At the end of our weekend retreat to the same area, I parked Stacey's Civic in Boxley Valley at the trailhead for the Buffalo River Trail, where my hike would end. Stacey then shuttled me to the river access at Dixon Ford, 14 and a half miles upstream. As we said our goodbyes, Stacey was worried about driving up the steep, narrow, hairpin curves on the gravel road back to Highway 16. "What if I meet somebody coming the other way?" she said. I felt bad because she was right. All I could do was tell her that I'd driven up the road many times and never had any problems. She pulled away, and at last I found myself standing in the middle of the stream bed facing downstream; the Upper Buffalo Wilderness would be my home for the next three and a half days.
Back in August 2004 I explored the first 1.6 miles of the river below Dixon Ford. I wrote a detailed description of that section on my journal page about the trip, so I didn't feel the need to take very many pictures until I reached Pruitt Hollow. A few things caught my eye though, and they had to be photographed.
The river mileages I'm listing are based on National Geographic's Trails Illustrated map. For example, Dixon Ford is at mile 7.0.
At the three-and-a-half-foot drop I've nicknamed Dixon Falls (mile 7.3), the view upstream was nice. The foliage on the bank to my right was colorful, with lots of golds, oranges and reds. This and the blue in the partly-cloudy sky reflected off the rippled surface of the shallow water in the bedrock pool.
At another location, hundreds of tiny water puddles in a slab of flat sandstone made a neat picture.
I didn't have a picture of the first bluff area on river left (mile 7.7), so I stopped to take a snapshot in the midday sun. I was determined to document my trip in a little notebook I was carrying, and I scribbled "Having a great time by the way".
Just past mile 8.0, I stopped to take a picture of a scene on the right side of the stream. Near the water's edge, thousands of brown leaves covered a bank comprised of multiple shale layers. The hillside above was a pretty mixture of brightly colored Beech and Maple leaves.
I reached the mouth of Pruitt Hollow (mile 8.7) around 3:30. This is where I stopped back in August 2004; the river downstream would be unexplored territory. But first, I wanted to get a peak of what was up Pruitt Hollow.
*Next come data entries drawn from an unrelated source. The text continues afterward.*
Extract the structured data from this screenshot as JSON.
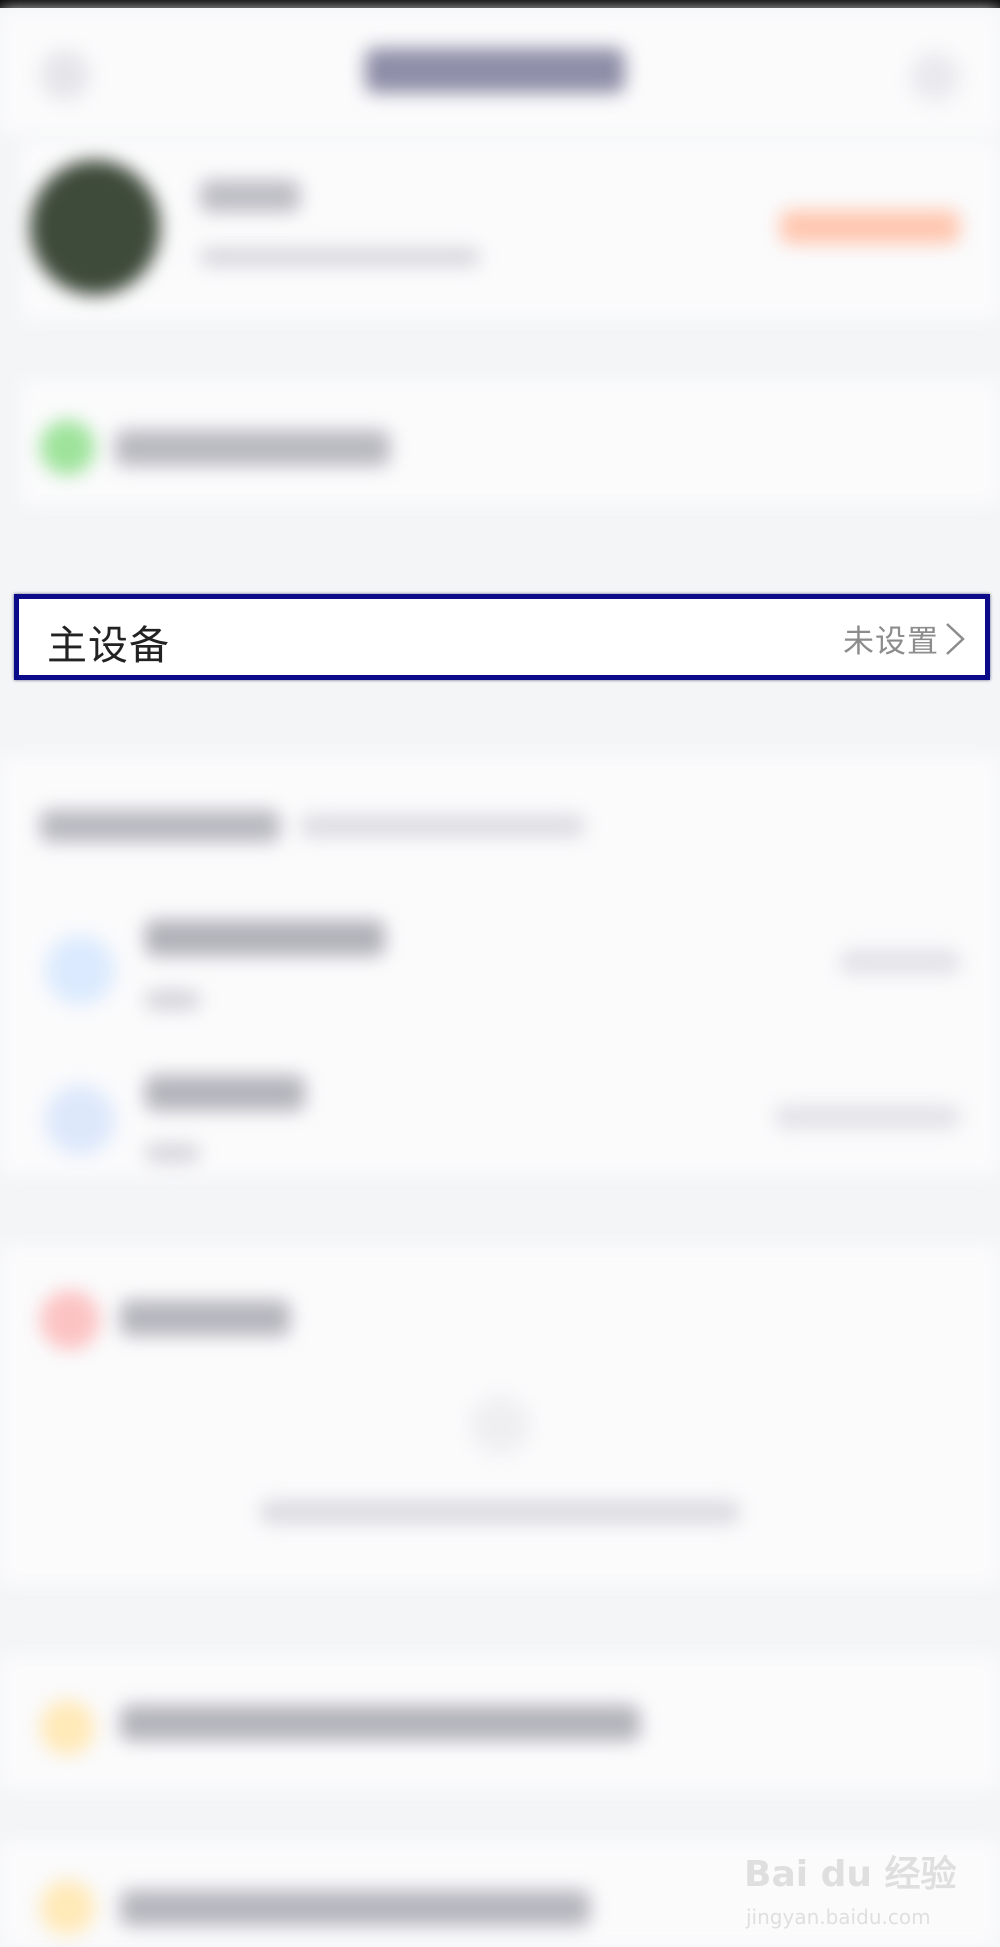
{
  "main_device": {
    "label": "主设备",
    "value": "未设置"
  },
  "watermark": {
    "logo_text": "Bai du 经验",
    "url": "jingyan.baidu.com"
  }
}
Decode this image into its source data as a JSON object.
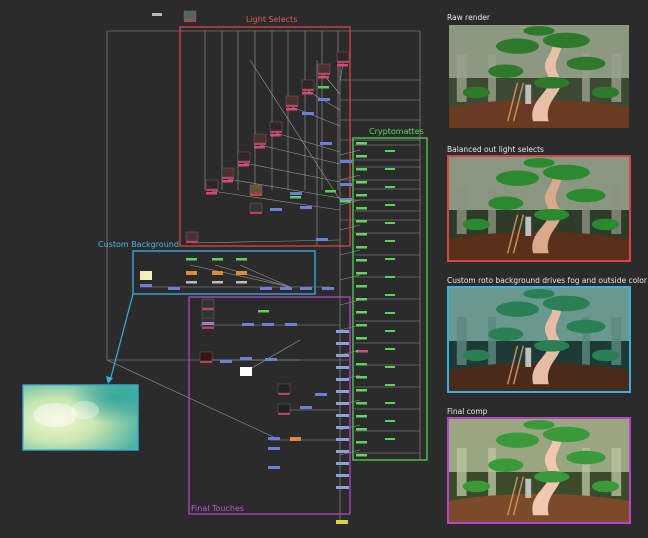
{
  "groups": {
    "light_selects": {
      "label": "Light Selects",
      "color": "#d64545"
    },
    "cryptomattes": {
      "label": "Cryptomattes",
      "color": "#52d152"
    },
    "custom_background": {
      "label": "Custom Background",
      "color": "#3ab0e0"
    },
    "final_touches": {
      "label": "Final Touches",
      "color": "#b844c8"
    }
  },
  "panels": [
    {
      "title": "Raw render",
      "border": "none",
      "variant": "raw"
    },
    {
      "title": "Balanced out light selects",
      "border": "#d64545",
      "variant": "balanced"
    },
    {
      "title": "Custom roto background drives fog and outside color",
      "border": "#3ab0e0",
      "variant": "roto"
    },
    {
      "title": "Final comp",
      "border": "#b844c8",
      "variant": "final"
    }
  ],
  "colors": {
    "background": "#2b2b2b",
    "wire": "#9a9a9a",
    "node_blue": "#6b7fd6",
    "node_green": "#5ad25a",
    "node_orange": "#d98a3a",
    "node_pink": "#d04a7a",
    "node_purple": "#9b7fd0",
    "node_yellow": "#d8d83a"
  }
}
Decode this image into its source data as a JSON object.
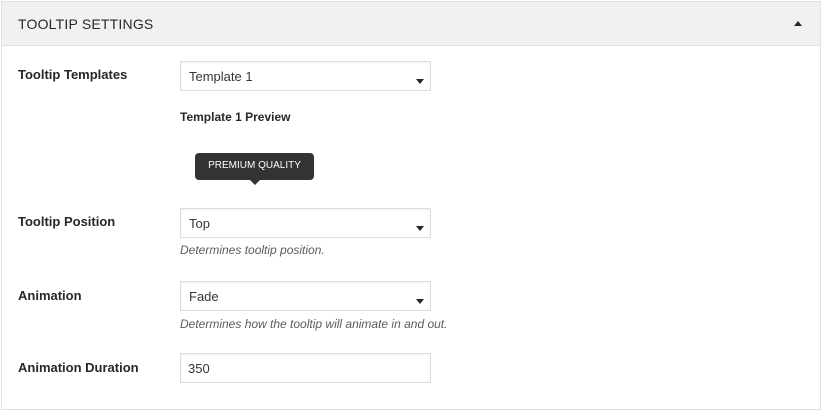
{
  "panel": {
    "title": "TOOLTIP SETTINGS",
    "collapse_icon": "triangle-up-icon"
  },
  "fields": {
    "templates": {
      "label": "Tooltip Templates",
      "selected": "Template 1"
    },
    "preview": {
      "title": "Template 1 Preview",
      "tooltip_text": "PREMIUM QUALITY"
    },
    "position": {
      "label": "Tooltip Position",
      "selected": "Top",
      "description": "Determines tooltip position."
    },
    "animation": {
      "label": "Animation",
      "selected": "Fade",
      "description": "Determines how the tooltip will animate in and out."
    },
    "duration": {
      "label": "Animation Duration",
      "value": "350"
    }
  },
  "colors": {
    "header_bg": "#f1f1f1",
    "tooltip_bg": "#333333",
    "border": "#dddddd"
  }
}
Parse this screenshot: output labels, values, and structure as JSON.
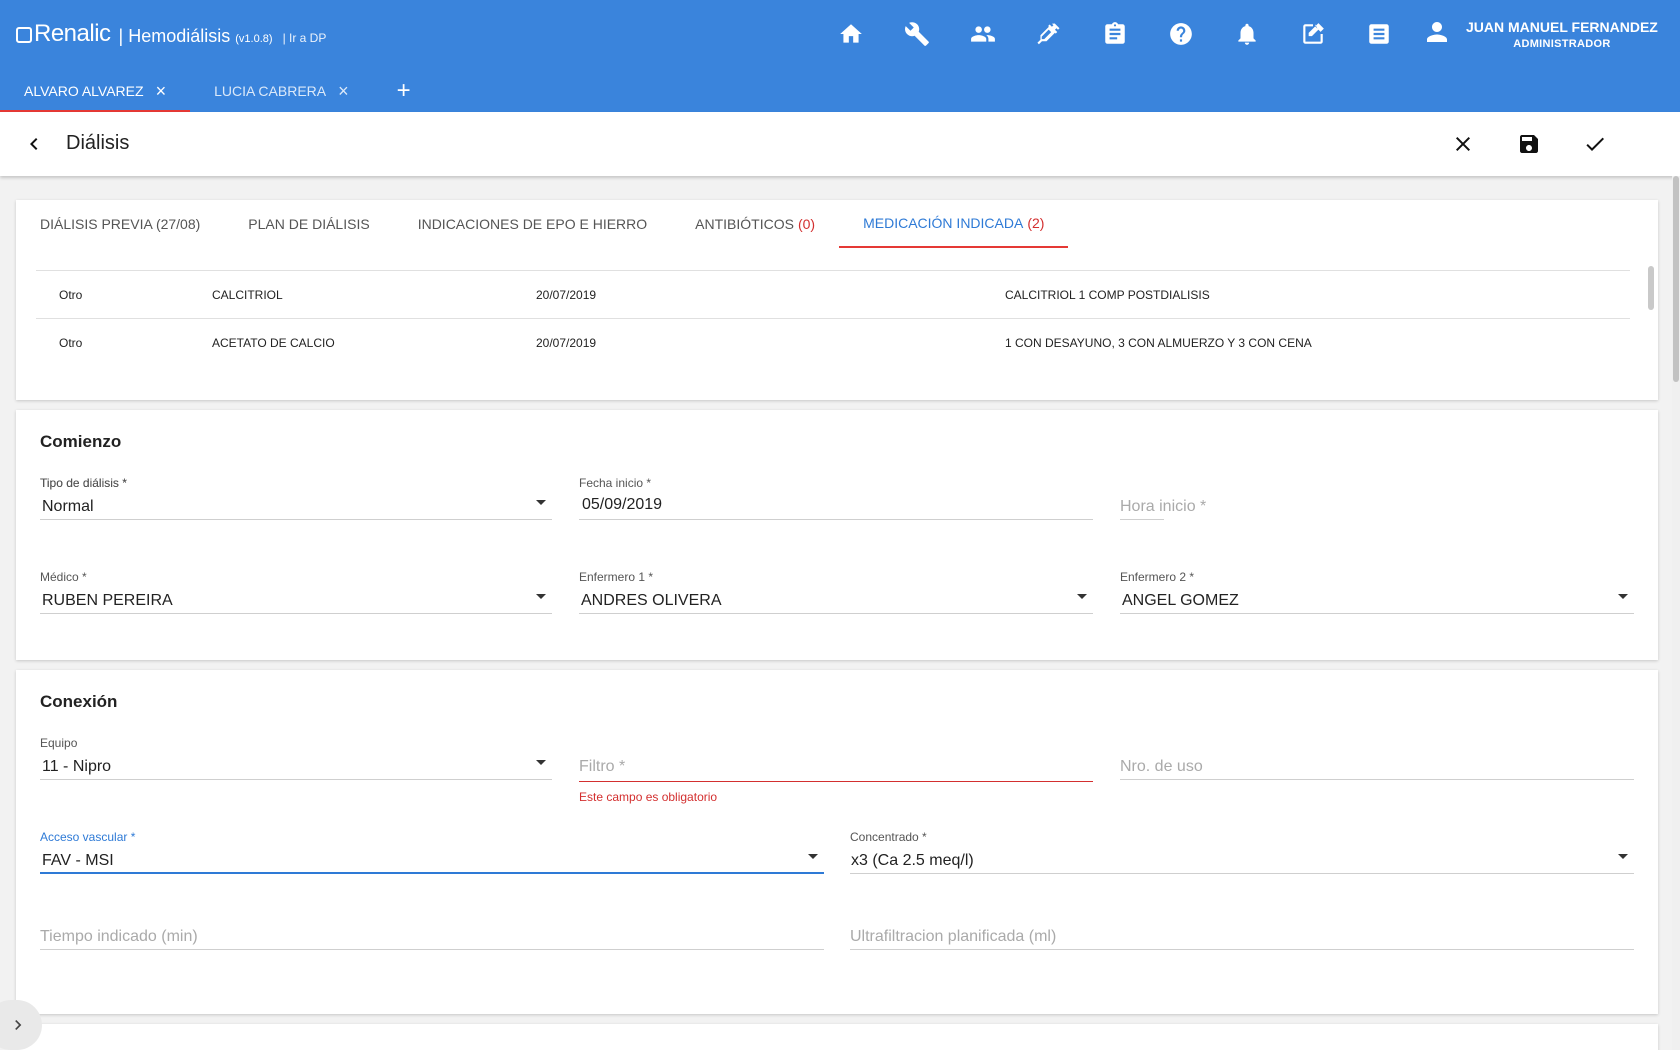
{
  "app": {
    "logo_text": "Renalic",
    "app_name": "| Hemodiálisis",
    "version": "(v1.0.8)",
    "goto_dp": "| Ir a DP"
  },
  "toolbar_icons": [
    "home-icon",
    "wrench-icon",
    "people-icon",
    "syringe-icon",
    "clipboard-icon",
    "help-icon",
    "bell-icon",
    "edit-icon",
    "list-icon"
  ],
  "user": {
    "name": "JUAN MANUEL FERNANDEZ",
    "role": "ADMINISTRADOR"
  },
  "patient_tabs": [
    {
      "label": "ALVARO ALVAREZ",
      "active": true
    },
    {
      "label": "LUCIA CABRERA",
      "active": false
    }
  ],
  "add_tab_label": "+",
  "page": {
    "title": "Diálisis"
  },
  "tabs": [
    {
      "label": "DIÁLISIS PREVIA (27/08)",
      "count": ""
    },
    {
      "label": "PLAN DE DIÁLISIS",
      "count": ""
    },
    {
      "label": "INDICACIONES DE EPO E HIERRO",
      "count": ""
    },
    {
      "label": "ANTIBIÓTICOS",
      "count": "(0)"
    },
    {
      "label": "MEDICACIÓN INDICADA",
      "count": "(2)",
      "active": true
    }
  ],
  "medication_rows": [
    {
      "tipo": "Otro",
      "medicamento": "CALCITRIOL",
      "fecha": "20/07/2019",
      "indicacion": "CALCITRIOL 1 COMP POSTDIALISIS"
    },
    {
      "tipo": "Otro",
      "medicamento": "ACETATO DE CALCIO",
      "fecha": "20/07/2019",
      "indicacion": "1 CON DESAYUNO, 3 CON ALMUERZO Y 3 CON CENA"
    }
  ],
  "comienzo": {
    "title": "Comienzo",
    "tipo_dialisis": {
      "label": "Tipo de diálisis *",
      "value": "Normal"
    },
    "fecha_inicio": {
      "label": "Fecha inicio *",
      "value": "05/09/2019"
    },
    "hora_inicio": {
      "placeholder": "Hora inicio *"
    },
    "medico": {
      "label": "Médico *",
      "value": "RUBEN PEREIRA"
    },
    "enfermero1": {
      "label": "Enfermero 1 *",
      "value": "ANDRES OLIVERA"
    },
    "enfermero2": {
      "label": "Enfermero 2 *",
      "value": "ANGEL GOMEZ"
    }
  },
  "conexion": {
    "title": "Conexión",
    "equipo": {
      "label": "Equipo",
      "value": "11 - Nipro"
    },
    "filtro": {
      "placeholder": "Filtro *",
      "error": "Este campo es obligatorio"
    },
    "nro_uso": {
      "placeholder": "Nro. de uso"
    },
    "acceso_vascular": {
      "label": "Acceso vascular *",
      "value": "FAV - MSI"
    },
    "concentrado": {
      "label": "Concentrado *",
      "value": "x3 (Ca 2.5 meq/l)"
    },
    "tiempo_indicado": {
      "placeholder": "Tiempo indicado (min)"
    },
    "ultrafiltracion": {
      "placeholder": "Ultrafiltracion planificada (ml)"
    }
  },
  "colors": {
    "primary": "#3a84dc",
    "accent_red": "#e53935",
    "error": "#d32f2f",
    "active_tab": "#2e7ad6"
  }
}
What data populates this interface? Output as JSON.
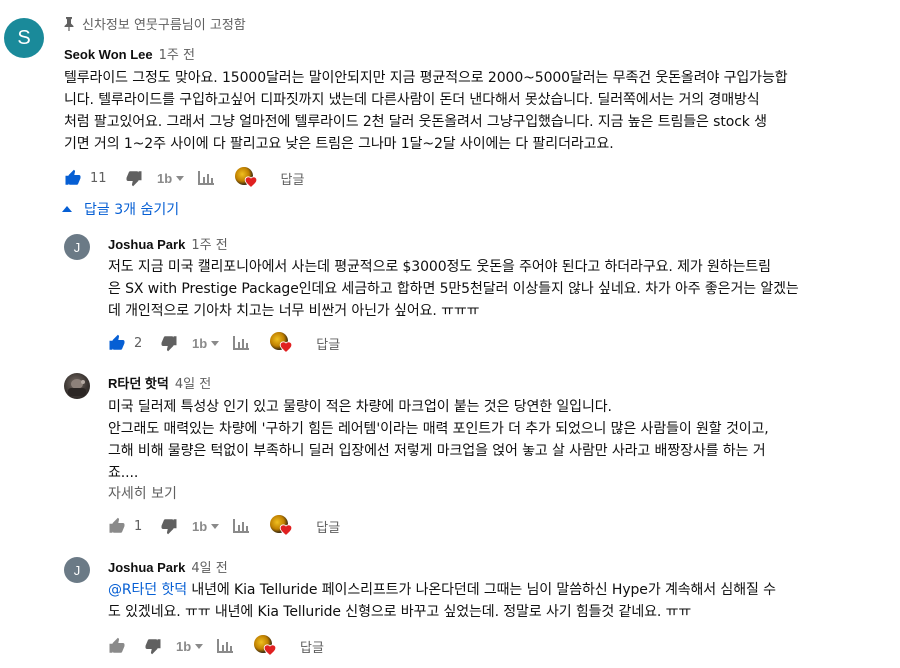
{
  "colors": {
    "link": "#065fd4",
    "meta": "#606060",
    "text": "#0f0f0f",
    "heart": "#e02020"
  },
  "comment": {
    "avatar_letter": "S",
    "pinned_label": "신차정보 연뭇구름님이 고정함",
    "author": "Seok Won Lee",
    "time": "1주 전",
    "lines": [
      "텔루라이드 그정도 맞아요. 15000달러는 말이안되지만 지금 평균적으로 2000~5000달러는 무족건 웃돈올려야 구입가능합",
      "니다. 텔루라이드를 구입하고싶어 디파짓까지 냈는데 다른사람이 돈더 낸다해서 못샀습니다. 딜러쪽에서는 거의 경매방식",
      "처럼 팔고있어요. 그래서 그냥 얼마전에 텔루라이드 2천 달러 웃돈올려서 그냥구입했습니다. 지금 높은 트림들은 stock 생",
      "기면 거의 1~2주 사이에 다 팔리고요 낮은 트림은 그나마 1달~2달 사이에는 다 팔리더라고요."
    ],
    "likes": "11",
    "reply_label": "답글"
  },
  "replies_toggle": "답글 3개 숨기기",
  "replies": [
    {
      "avatar_letter": "J",
      "author": "Joshua Park",
      "time": "1주 전",
      "lines": [
        "저도 지금 미국 캘리포니아에서 사는데 평균적으로 $3000정도 웃돈을 주어야 된다고 하더라구요. 제가 원하는트림",
        "은 SX with Prestige Package인데요 세금하고 합하면 5만5천달러 이상들지 않나 싶네요. 차가 아주 좋은거는 알겠는",
        "데 개인적으로 기아차 치고는 너무 비싼거 아닌가 싶어요. ㅠㅠㅠ"
      ],
      "likes": "2",
      "reply_label": "답글"
    },
    {
      "author": "R타던 핫덕",
      "time": "4일 전",
      "lines": [
        "미국 딜러제 특성상 인기 있고 물량이 적은 차량에 마크업이 붙는 것은 당연한 일입니다.",
        "안그래도 매력있는 차량에 '구하기 힘든 레어템'이라는 매력 포인트가 더 추가 되었으니 많은 사람들이 원할 것이고,",
        "그해 비해 물량은 턱없이 부족하니 딜러 입장에선 저렇게 마크업을 얹어 놓고 살 사람만 사라고 배짱장사를 하는 거",
        "죠...."
      ],
      "read_more": "자세히 보기",
      "likes": "1",
      "reply_label": "답글"
    },
    {
      "avatar_letter": "J",
      "author": "Joshua Park",
      "time": "4일 전",
      "mention": "@R타던 핫덕",
      "line1_rest": "  내년에 Kia Telluride 페이스리프트가 나온다던데 그때는 님이 말씀하신 Hype가 계속해서 심해질 수",
      "line2": "도 있겠네요. ㅠㅠ 내년에 Kia Telluride 신형으로 바꾸고 싶었는데. 정말로 사기 힘들것 같네요. ㅠㅠ",
      "likes": "",
      "reply_label": "답글"
    }
  ]
}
I only walked 75 yards up the small valley, but I found a lot to like. The dry, rocky stream bed was covered with freshly fallen leaves. Water silently tricked from one small leaf-filled pool of crystal clear water to the next. I took the opportunity to filter enough water to fill my drinking bottle. In several places, layered rock jutting out from the steep hillsides formed small bluff-like structures. Six years ago I gazed at the mouth of Pruitt Hollow and wished I had time to go up it a little. Now, seeing the downstream end of the hollow, I wished I had time to follow it up the mountain.